Thanks to JetBlue and American Airlines for providing us with a nice bit of April Foolery this year. Yeah, right, they are going to join in some kind of partnership, slot swap, interline agreement.
Good job guys.
That was yesterday.
Today is April 1.
So what is your take on all this news? I admit it. I was surprised at the news. I thought April Fools Day had come a day early when I first saw the headline.
If you could put two airlines in front of you that exhibit totally different cultures, management attitude, brand, and product — well, here you go.
If, on the other hand, you want to strip all that out and strictly look at the deal from a strategic viewpoint — then I can see the merit.
From American’s viewpoint, clearly this gives the airline an opportunity to strengthen its position in New York at a relatively low cost — as opposed to Delta Air Lines, which continues to throw the kitchen sink, the garbage pail, and the baby’s bath water into the market in an attempt to snatch market share.
From JetBlue’s standpoint, the agreement will allow its passengers to book international flights much more easily, utilizing JetBlue on the domestic segments, and American on the international legs.
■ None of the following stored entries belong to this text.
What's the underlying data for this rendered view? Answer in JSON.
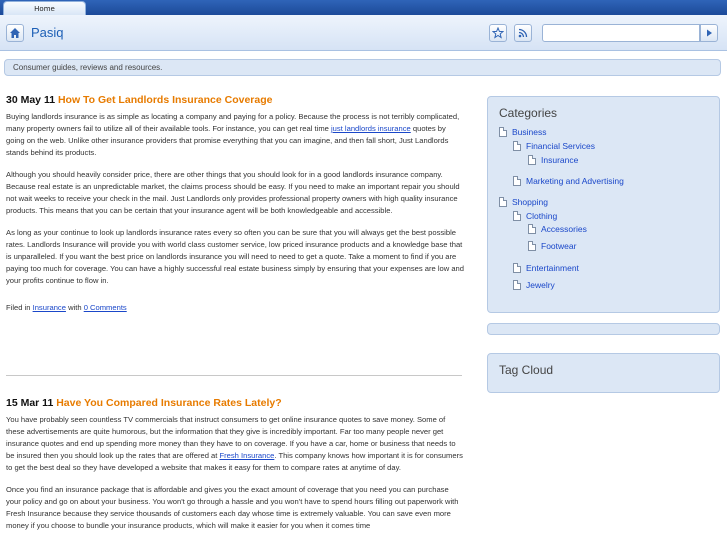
{
  "browser": {
    "tab_label": "Home",
    "site_title": "Pasiq",
    "search": {
      "value": "",
      "placeholder": ""
    },
    "icons": {
      "home": "home-icon",
      "star": "star-icon",
      "rss": "rss-icon",
      "go": "play-icon"
    }
  },
  "tagline": "Consumer guides, reviews and resources.",
  "posts": [
    {
      "date": "30 May 11",
      "title": "How To Get Landlords Insurance Coverage",
      "p1_before": "Buying landlords insurance is as simple as locating a company and paying for a policy. Because the process is not terribly complicated, many property owners fail to utilize all of their available tools. For instance, you can get real time ",
      "p1_link": "just landlords insurance",
      "p1_after": " quotes by going on the web. Unlike other insurance providers that promise everything that you can imagine, and then fall short, Just Landlords stands behind its products.",
      "p2": "Although you should heavily consider price, there are other things that you should look for in a good landlords insurance company. Because real estate is an unpredictable market, the claims process should be easy. If you need to make an important repair you should not wait weeks to receive your check in the mail. Just Landlords only provides professional property owners with high quality insurance products. This means that you can be certain that your insurance agent will be both knowledgeable and accessible.",
      "p3": "As long as your continue to look up landlords insurance rates every so often you can be sure that you will always get the best possible rates. Landlords Insurance will provide you with world class customer service, low priced insurance products and a knowledge base that is unparalleled. If you want the best price on landlords insurance you will need to need to get a quote. Take a moment to find if you are paying too much for coverage. You can have a highly successful real estate business simply by ensuring that your expenses are low and your profits continue to flow in.",
      "filed_prefix": "Filed in ",
      "category": "Insurance",
      "filed_mid": " with ",
      "comments": "0 Comments"
    },
    {
      "date": "15 Mar 11",
      "title": "Have You Compared Insurance Rates Lately?",
      "p1_before": "You have probably seen countless TV commercials that instruct consumers to get online insurance quotes to save money. Some of these advertisements are quite humorous, but the information that they give is incredibly important. Far too many people never get insurance quotes and end up spending more money than they have to on coverage. If you have a car, home or business that needs to be insured then you should look up the rates that are offered at ",
      "p1_link": "Fresh Insurance",
      "p1_after": ". This company knows how important it is for consumers to get the best deal so they have developed a website that makes it easy for them to compare rates at anytime of day.",
      "p2": "Once you find an insurance package that is affordable and gives you the exact amount of coverage that you need you can purchase your policy and go on about your business. You won't go through a hassle and you won't have to spend hours filling out paperwork with Fresh Insurance because they service thousands of customers each day whose time is extremely valuable. You can save even more money if you choose to bundle your insurance products, which will make it easier for you when it comes time"
    }
  ],
  "sidebar": {
    "categories_title": "Categories",
    "categories": [
      {
        "label": "Business"
      },
      {
        "label": "Financial Services"
      },
      {
        "label": "Insurance"
      },
      {
        "label": "Marketing and Advertising"
      },
      {
        "label": "Shopping"
      },
      {
        "label": "Clothing"
      },
      {
        "label": "Accessories"
      },
      {
        "label": "Footwear"
      },
      {
        "label": "Entertainment"
      },
      {
        "label": "Jewelry"
      }
    ],
    "tag_cloud_title": "Tag Cloud"
  }
}
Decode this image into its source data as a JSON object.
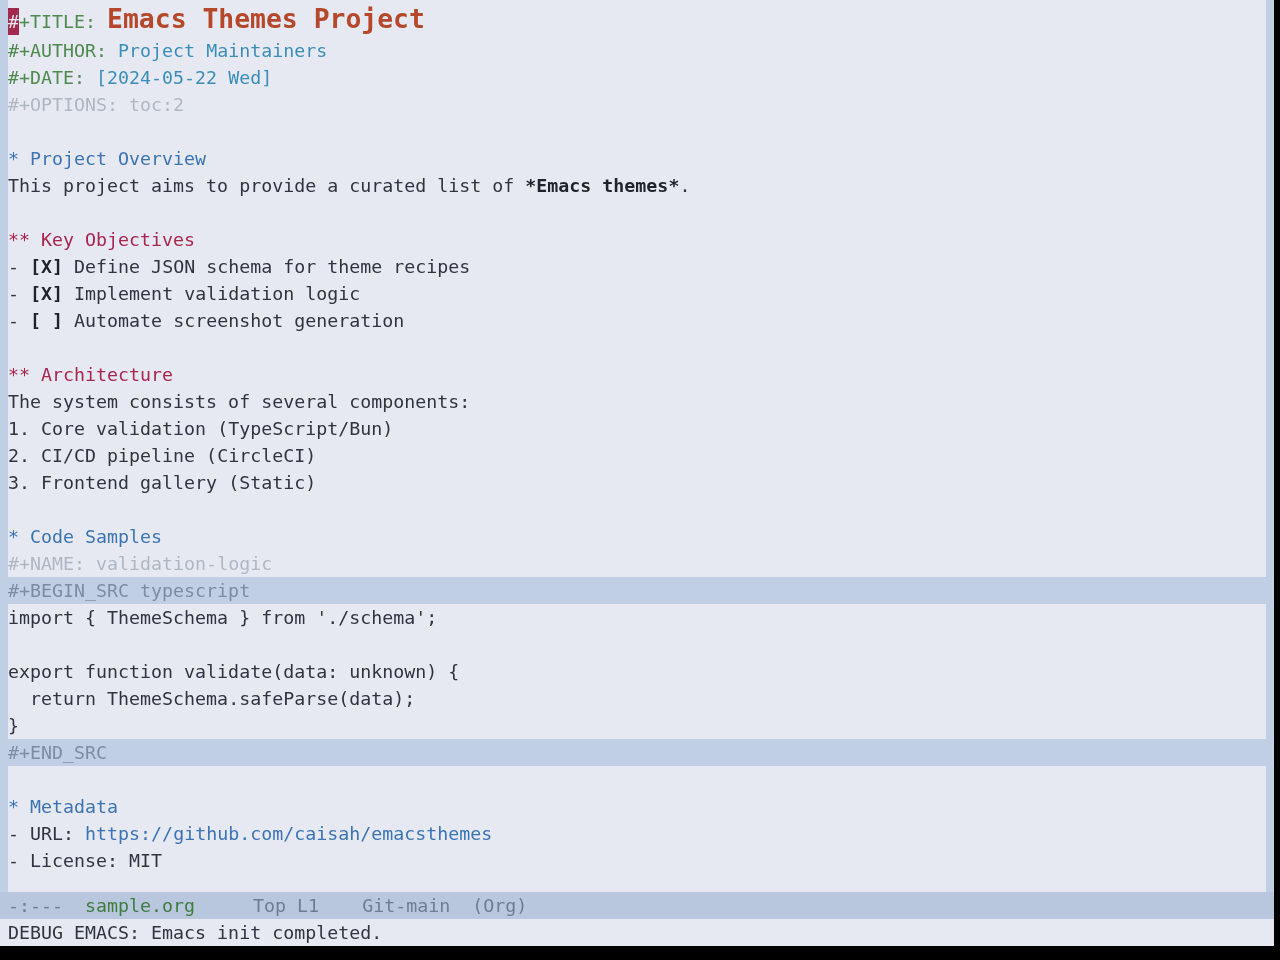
{
  "buffer": {
    "lines": [
      {
        "kind": "keyword_line",
        "segments": [
          {
            "kind": "cursor",
            "text": "#"
          },
          {
            "kind": "keyword",
            "text": "+TITLE:",
            "muted": false
          },
          {
            "kind": "title",
            "text": "Emacs Themes Project"
          }
        ]
      },
      {
        "kind": "keyword_line",
        "segments": [
          {
            "kind": "keyword",
            "text": "#+AUTHOR:",
            "muted": false
          },
          {
            "kind": "value",
            "text": "Project Maintainers",
            "muted": false
          }
        ]
      },
      {
        "kind": "keyword_line",
        "segments": [
          {
            "kind": "keyword",
            "text": "#+DATE:",
            "muted": false
          },
          {
            "kind": "value",
            "text": "[2024-05-22 Wed]",
            "muted": false
          }
        ]
      },
      {
        "kind": "keyword_line",
        "segments": [
          {
            "kind": "keyword",
            "text": "#+OPTIONS:",
            "muted": true
          },
          {
            "kind": "value",
            "text": "toc:2",
            "muted": true
          }
        ]
      },
      {
        "kind": "blank"
      },
      {
        "kind": "heading",
        "stars": "*",
        "title": "Project Overview"
      },
      {
        "kind": "paragraph",
        "runs": [
          {
            "text": "This project aims to provide a curated list of ",
            "bold": false
          },
          {
            "text": "*Emacs themes*",
            "bold": true
          },
          {
            "text": ".",
            "bold": false
          }
        ]
      },
      {
        "kind": "blank"
      },
      {
        "kind": "heading",
        "stars": "**",
        "title": "Key Objectives"
      },
      {
        "kind": "checklist_item",
        "bullet": "-",
        "box": "[X]",
        "text": "Define JSON schema for theme recipes"
      },
      {
        "kind": "checklist_item",
        "bullet": "-",
        "box": "[X]",
        "text": "Implement validation logic"
      },
      {
        "kind": "checklist_item",
        "bullet": "-",
        "box": "[ ]",
        "text": "Automate screenshot generation"
      },
      {
        "kind": "blank"
      },
      {
        "kind": "heading",
        "stars": "**",
        "title": "Architecture"
      },
      {
        "kind": "paragraph",
        "runs": [
          {
            "text": "The system consists of several components:",
            "bold": false
          }
        ]
      },
      {
        "kind": "list_item",
        "bullet": "1.",
        "text": "Core validation (TypeScript/Bun)"
      },
      {
        "kind": "list_item",
        "bullet": "2.",
        "text": "CI/CD pipeline (CircleCI)"
      },
      {
        "kind": "list_item",
        "bullet": "3.",
        "text": "Frontend gallery (Static)"
      },
      {
        "kind": "blank"
      },
      {
        "kind": "heading",
        "stars": "*",
        "title": "Code Samples"
      },
      {
        "kind": "keyword_line",
        "segments": [
          {
            "kind": "keyword",
            "text": "#+NAME:",
            "muted": true
          },
          {
            "kind": "value",
            "text": "validation-logic",
            "muted": true
          }
        ]
      },
      {
        "kind": "block_delimiter",
        "text": "#+BEGIN_SRC typescript"
      },
      {
        "kind": "code",
        "text": "import { ThemeSchema } from './schema';"
      },
      {
        "kind": "blank"
      },
      {
        "kind": "code",
        "text": "export function validate(data: unknown) {"
      },
      {
        "kind": "code",
        "text": "  return ThemeSchema.safeParse(data);"
      },
      {
        "kind": "code",
        "text": "}"
      },
      {
        "kind": "block_delimiter",
        "text": "#+END_SRC"
      },
      {
        "kind": "blank"
      },
      {
        "kind": "heading",
        "stars": "*",
        "title": "Metadata"
      },
      {
        "kind": "list_item",
        "bullet": "-",
        "label": "URL:",
        "link": "https://github.com/caisah/emacsthemes"
      },
      {
        "kind": "list_item",
        "bullet": "-",
        "text": "License: MIT"
      }
    ]
  },
  "mode_line": {
    "segments": [
      {
        "kind": "status",
        "text": "-:---"
      },
      {
        "kind": "buffer_name",
        "text": "sample.org"
      },
      {
        "kind": "position",
        "text": "Top L1"
      },
      {
        "kind": "vc",
        "text": "Git-main"
      },
      {
        "kind": "mode",
        "text": "(Org)"
      }
    ]
  },
  "echo_area": {
    "message": "DEBUG EMACS: Emacs init completed."
  }
}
In addition, JetBlue should would get eight slot pairs at Washington Reagan (which the airline has lusted after for a long time) while American would pick up 12 slot pairs at JFK.
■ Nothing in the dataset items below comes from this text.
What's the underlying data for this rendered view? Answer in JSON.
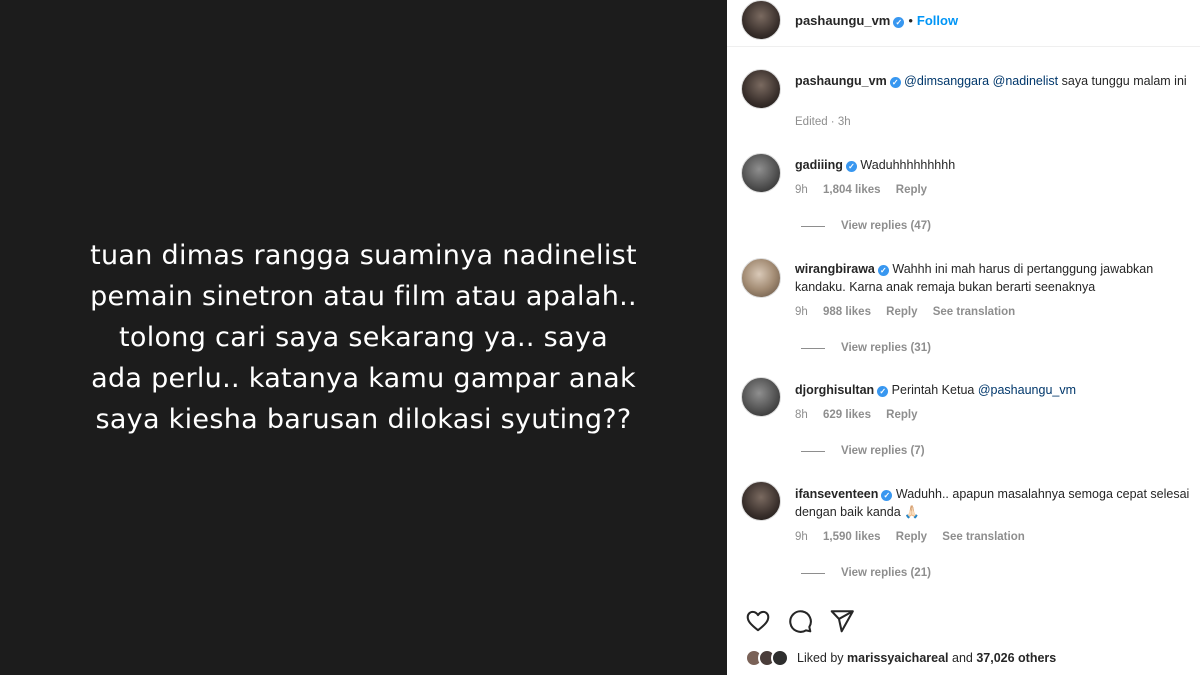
{
  "story": {
    "lines": [
      "tuan dimas rangga suaminya nadinelist",
      "pemain sinetron atau film atau apalah..",
      "tolong cari saya sekarang ya.. saya",
      "ada perlu.. katanya kamu gampar anak",
      "saya kiesha barusan dilokasi syuting??"
    ]
  },
  "header": {
    "username": "pashaungu_vm",
    "separator": "•",
    "follow_label": "Follow"
  },
  "caption": {
    "username": "pashaungu_vm",
    "mention1": "@dimsanggara",
    "mention2": "@nadinelist",
    "text": "saya tunggu malam ini",
    "meta": "Edited · 3h"
  },
  "comments": [
    {
      "username": "gadiiing",
      "text": "Waduhhhhhhhhh",
      "time": "9h",
      "likes": "1,804 likes",
      "reply": "Reply",
      "view_replies": "View replies (47)"
    },
    {
      "username": "wirangbirawa",
      "text": "Wahhh ini mah harus di pertanggung jawabkan kandaku. Karna anak remaja bukan berarti seenaknya",
      "time": "9h",
      "likes": "988 likes",
      "reply": "Reply",
      "translation": "See translation",
      "view_replies": "View replies (31)"
    },
    {
      "username": "djorghisultan",
      "text": "Perintah Ketua",
      "mention": "@pashaungu_vm",
      "time": "8h",
      "likes": "629 likes",
      "reply": "Reply",
      "view_replies": "View replies (7)"
    },
    {
      "username": "ifanseventeen",
      "text": "Waduhh.. apapun masalahnya semoga cepat selesai dengan baik kanda 🙏🏻",
      "time": "9h",
      "likes": "1,590 likes",
      "reply": "Reply",
      "translation": "See translation",
      "view_replies": "View replies (21)"
    }
  ],
  "footer": {
    "liked_by_prefix": "Liked by",
    "liked_by_user": "marissyaichareal",
    "and": "and",
    "others": "37,026 others"
  },
  "icons": [
    "heart-icon",
    "comment-icon",
    "share-icon",
    "verified-icon"
  ],
  "colors": {
    "media_bg": "#1c1c1c",
    "link": "#0095f6",
    "verified": "#3897f0",
    "muted": "#8e8e8e",
    "text": "#262626"
  }
}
But having said that, we have to wonder — what does Lufthansa think about all this? Remember, the German uber carrier owns a piece of JetBlue. When the airline first wrote out the check to JetBlue, the assumption was that this was because Lufthansa was less than impressed with Star Alliance partner United Airlines’ presence into New York.
What presence? Exactly.
So what happens with all this? How can JetBlue serve two alliance masters?
Aside from that niggly problem, I think this is just another example of what we are now going to continue to see more and more of in this industry — creative deals that go against what we have seen done in the past. The reason for them? Necessity. Efficiency. This is what is motivating the Delta/US Airways slot swap request. The AirTran/Continental deal.
So, on the surface, I like it. I’d be happy to see even more of these things. (But only if the airlines’ respective IT systems are up to the task!)
My only question for JetBlue would be this — have you surveyed your passengers who fly into JFK as to whom they fly on to Europe? Is American their first choice?
I would be curious to know the answer, because my gut feeling is that someone who is going to fly on JetBlue into JFK and connect to Europe might not necessarily be someone who would fly on American.
Yep. It’s that mismash of culture and expectations thing I’m thinking about.
Then again, maybe, just maybe, that might be one of the reasons American was receptive to do the deal. They knew that too.